Minister of Transport
- In office August 2002 – March 2003
- President: Laurent Gbagbo

Personal details
- Born: November 25, 1951 (age 74) Abidjan, French Ivory Coast
- Party: Democratic Party of Côte d'Ivoire – African Democratic Rally
- Education: Paris 8 University

= Marcel Amon-Tanoh =

Ivorian politician (born 1951)

Marcel Amon-Tanoh (born November 25, 1951, Abidjan) is an Ivorian politician.

He started working in France as a researcher at the Institute for Scientific, Economic and Commercial Research. After this French experience, he became the Secretary General of the City Hall of Cocody, an elite neighborhood in the Abidjan department, for several months. From 1991 to 1995, he was Secretary General of the Democratic Party of Côte d'Ivoire.

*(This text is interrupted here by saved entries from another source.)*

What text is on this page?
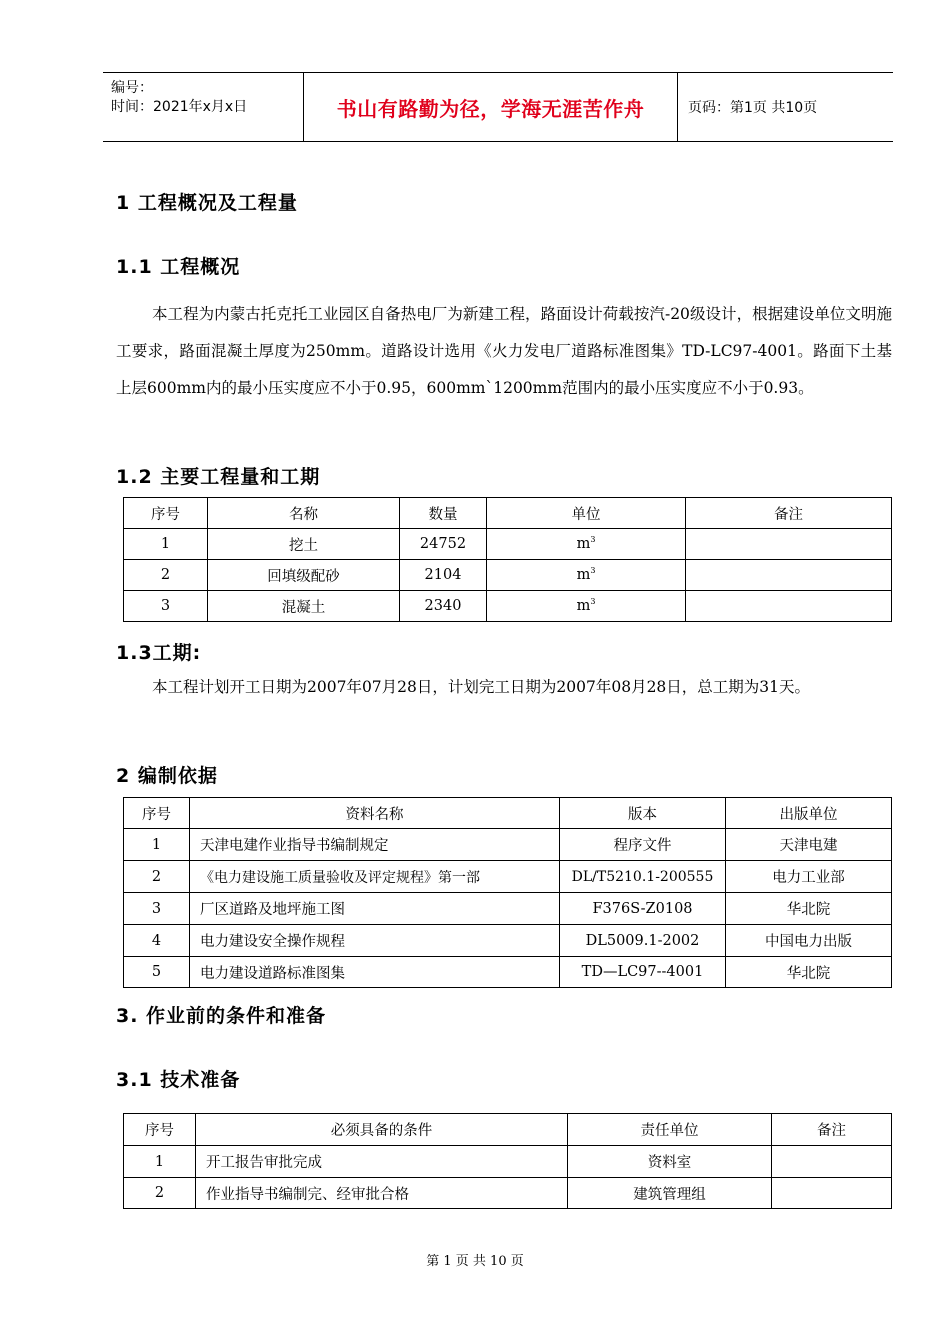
编号：
时间：2021年x月x日	书山有路勤为径，学海无涯苦作舟	页码：第1页 共10页
1 工程概况及工程量
1.1 工程概况
本工程为内蒙古托克托工业园区自备热电厂为新建工程，路面设计荷载按汽-20级设计，根据建设单位文明施工要求，路面混凝土厚度为250mm。道路设计选用《火力发电厂道路标准图集》TD-LC97-4001。路面下土基上层600mm内的最小压实度应不小于0.95，600mm`1200mm范围内的最小压实度应不小于0.93。
1.2 主要工程量和工期
序号	名称	数量	单位	备注
1	挖土	24752	$m^3$	
2	回填级配砂	2104	$m^3$	
3	混凝土	2340	$m^3$	
1.3工期:
本工程计划开工日期为2007年07月28日，计划完工日期为2007年08月28日，总工期为31天。
2 编制依据
序号	资料名称	版本	出版单位
1	天津电建作业指导书编制规定	程序文件	天津电建
2	《电力建设施工质量验收及评定规程》第一部	DL/T5210.1-200555	电力工业部
3	厂区道路及地坪施工图	F376S-Z0108	华北院
4	电力建设安全操作规程	DL5009.1-2002	中国电力出版
5	电力建设道路标准图集	TD—LC97--4001	华北院
3. 作业前的条件和准备
3.1 技术准备
序号	必须具备的条件	责任单位	备注
1	开工报告审批完成	资料室	
2	作业指导书编制完、经审批合格	建筑管理组	
第 1 页 共 10 页
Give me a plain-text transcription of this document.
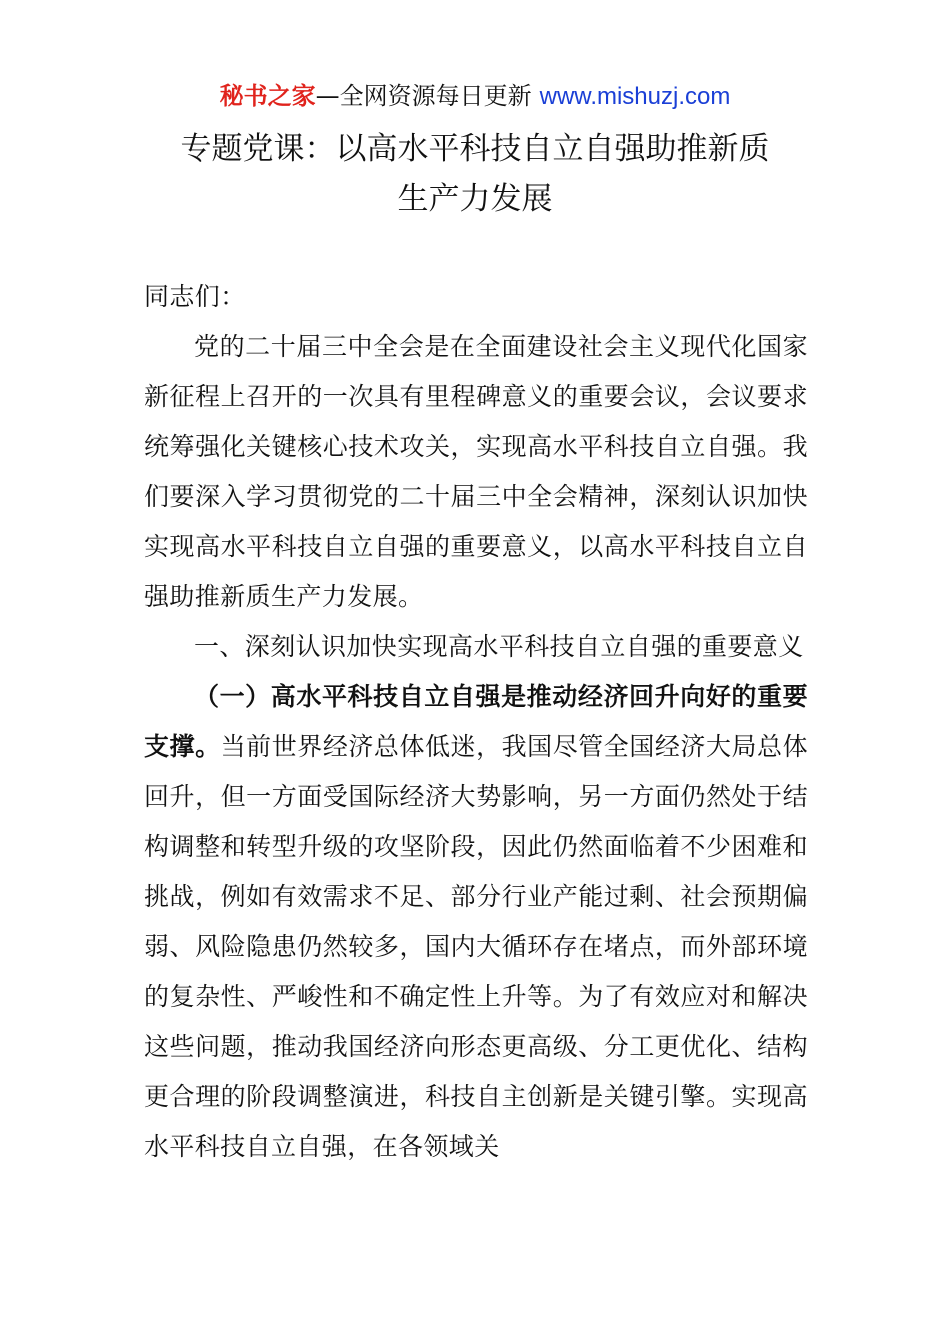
秘书之家—全网资源每日更新 www.mishuzj.com
专题党课：以高水平科技自立自强助推新质
生产力发展

同志们：

党的二十届三中全会是在全面建设社会主义现代化国家新征程上召开的一次具有里程碑意义的重要会议，会议要求统筹强化关键核心技术攻关，实现高水平科技自立自强。我们要深入学习贯彻党的二十届三中全会精神，深刻认识加快实现高水平科技自立自强的重要意义，以高水平科技自立自强助推新质生产力发展。

一、深刻认识加快实现高水平科技自立自强的重要意义

（一）高水平科技自立自强是推动经济回升向好的重要支撑。当前世界经济总体低迷，我国尽管全国经济大局总体回升，但一方面受国际经济大势影响，另一方面仍然处于结构调整和转型升级的攻坚阶段，因此仍然面临着不少困难和挑战，例如有效需求不足、部分行业产能过剩、社会预期偏弱、风险隐患仍然较多，国内大循环存在堵点，而外部环境的复杂性、严峻性和不确定性上升等。为了有效应对和解决这些问题，推动我国经济向形态更高级、分工更优化、结构更合理的阶段调整演进，科技自主创新是关键引擎。实现高水平科技自立自强，在各领域关
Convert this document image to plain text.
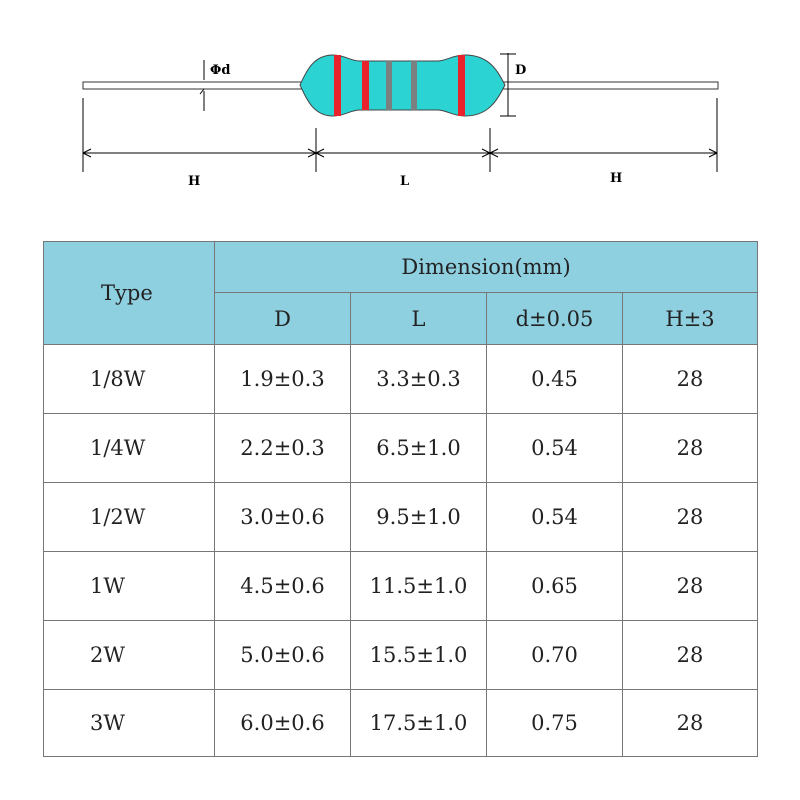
Φd	D
H	L	H
Type	Dimension(mm)			
	D	L	d±0.05	H±3
1/8W	1.9±0.3	3.3±0.3	0.45	28
1/4W	2.2±0.3	6.5±1.0	0.54	28
1/2W	3.0±0.6	9.5±1.0	0.54	28
1W	4.5±0.6	11.5±1.0	0.65	28
2W	5.0±0.6	15.5±1.0	0.70	28
3W	6.0±0.6	17.5±1.0	0.75	28
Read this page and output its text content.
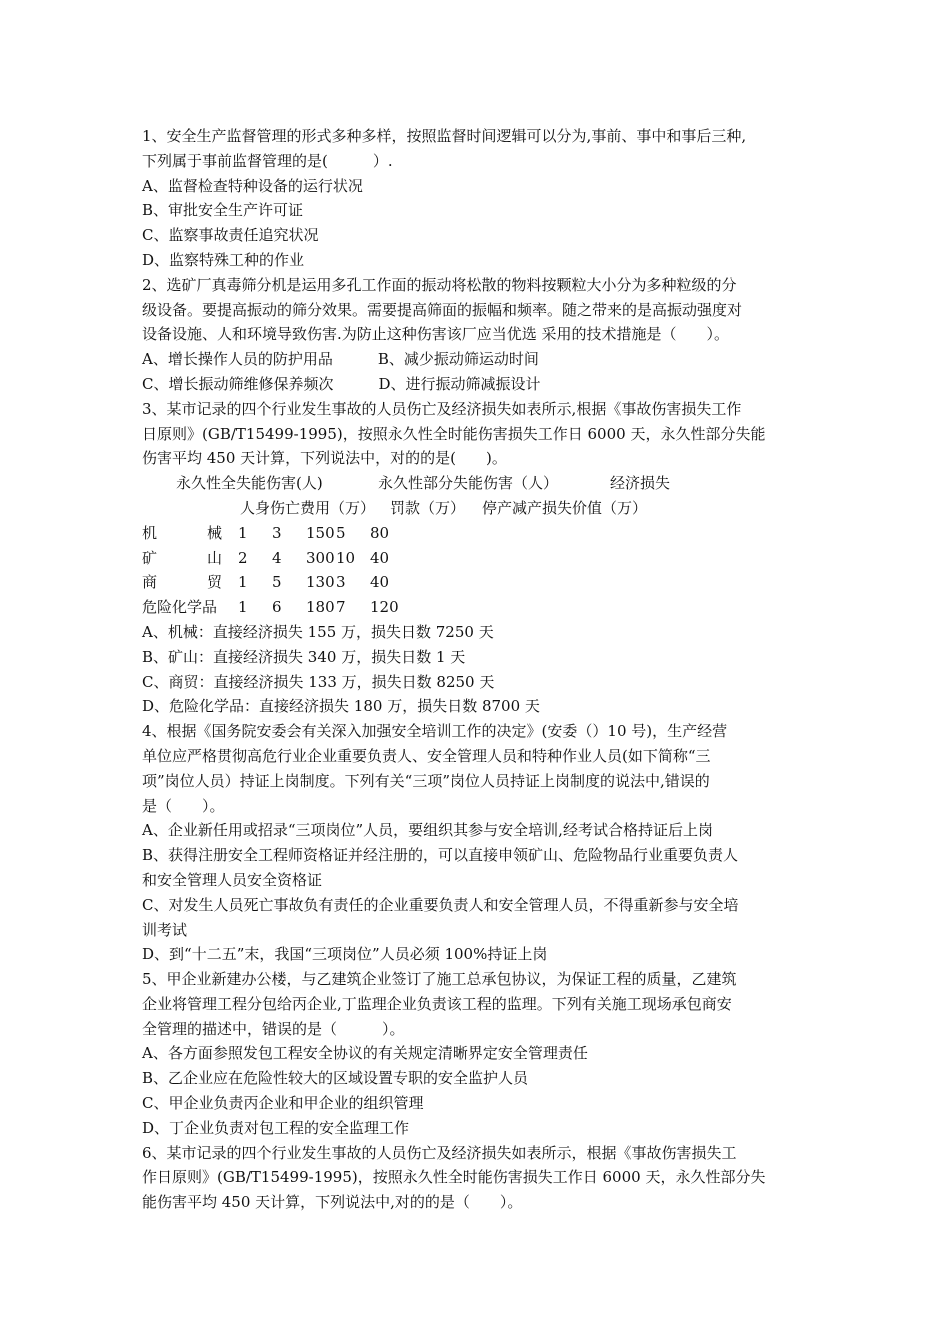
1、安全生产监督管理的形式多种多样，按照监督时间逻辑可以分为,事前、事中和事后三种,
下列属于事前监督管理的是(　　　）.
A、监督检查特种设备的运行状况
B、审批安全生产许可证
C、监察事故责任追究状况
D、监察特殊工种的作业
2、选矿厂真毒筛分机是运用多孔工作面的振动将松散的物料按颗粒大小分为多种粒级的分
级设备。要提高振动的筛分效果。需要提高筛面的振幅和频率。随之带来的是高振动强度对
设备设施、人和环境导致伤害.为防止这种伤害该厂应当优选 采用的技术措施是（　　）。
A、增长操作人员的防护用品　　　B、减少振动筛运动时间
C、增长振动筛维修保养频次　　　D、进行振动筛减振设计
3、某市记录的四个行业发生事故的人员伤亡及经济损失如表所示,根据《事故伤害损失工作
日原则》(GB/T15499-1995)，按照永久性全时能伤害损失工作日 6000 天，永久性部分失能
伤害平均 450 天计算，下列说法中，对的的是(　　)。
永久性全失能伤害(人)	永久性部分失能伤害（人）	经济损失
人身伤亡费用（万） 罚款（万） 停产减产损失价值（万）
机	械 1 3 1505 80
矿	山 2 4 30010 40
商	贸 1 5 1303 40
危险化学品 1 6 1807 120
A、机械：直接经济损失 155 万，损失日数 7250 天
B、矿山：直接经济损失 340 万，损失日数 1 天
C、商贸：直接经济损失 133 万，损失日数 8250 天
D、危险化学品：直接经济损失 180 万，损失日数 8700 天
4、根据《国务院安委会有关深入加强安全培训工作的决定》(安委（）10 号)，生产经营
单位应严格贯彻高危行业企业重要负责人、安全管理人员和特种作业人员(如下简称“三
项”岗位人员）持证上岗制度。下列有关“三项”岗位人员持证上岗制度的说法中,错误的
是（　　）。
A、企业新任用或招录“三项岗位”人员，要组织其参与安全培训,经考试合格持证后上岗
B、获得注册安全工程师资格证并经注册的，可以直接申领矿山、危险物品行业重要负责人
和安全管理人员安全资格证
C、对发生人员死亡事故负有责任的企业重要负责人和安全管理人员，不得重新参与安全培
训考试
D、到“十二五”末，我国“三项岗位”人员必须 100%持证上岗
5、甲企业新建办公楼，与乙建筑企业签订了施工总承包协议，为保证工程的质量，乙建筑
企业将管理工程分包给丙企业,丁监理企业负责该工程的监理。下列有关施工现场承包商安
全管理的描述中，错误的是（　　　）。
A、各方面参照发包工程安全协议的有关规定清晰界定安全管理责任
B、乙企业应在危险性较大的区域设置专职的安全监护人员
C、甲企业负责丙企业和甲企业的组织管理
D、丁企业负责对包工程的安全监理工作
6、某市记录的四个行业发生事故的人员伤亡及经济损失如表所示，根据《事故伤害损失工
作日原则》(GB/T15499-1995)，按照永久性全时能伤害损失工作日 6000 天，永久性部分失
能伤害平均 450 天计算，下列说法中,对的的是（　　）。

In addition to his political career, Marcel Amon-Tano was also involved in business. He was the managing director of a Parisian clothing company, then of an agricultural import and export company, and director of an agro-industrial company. Since 2001, he has devoted himself fully to his role as a public servant, serving as Minister of Tourism (2003–2005), and Chief of Staff to the President (2010–2012).

He has served as the Minister of Foreign Minister of the Ivory Coast from 25 November 2016 until 19 March 2020, under President Alassane Ouattara.

In November 2016, President Ouattara dismissed then-Foreign Minister Albert Toikeusse Mabri and appointed Amon-Tanoh as interim foreign minister. Two months later, Oattara retained Amon-Tanoh as his permanent foreign minister as part of a January 2017 cabinet reshuffle. Amon-Tanoh resigned on 19 March 2020.

In December 2024, Amon-Tanoh was appointed special advisor to President Ouattara at the RHDP. This appointment is interpreted as Amon-Tanoh's return to the president's inner circle. He is expected to prepare Alassane Ouattara's likely candidacy for a fourth term in the 2025 presidential election.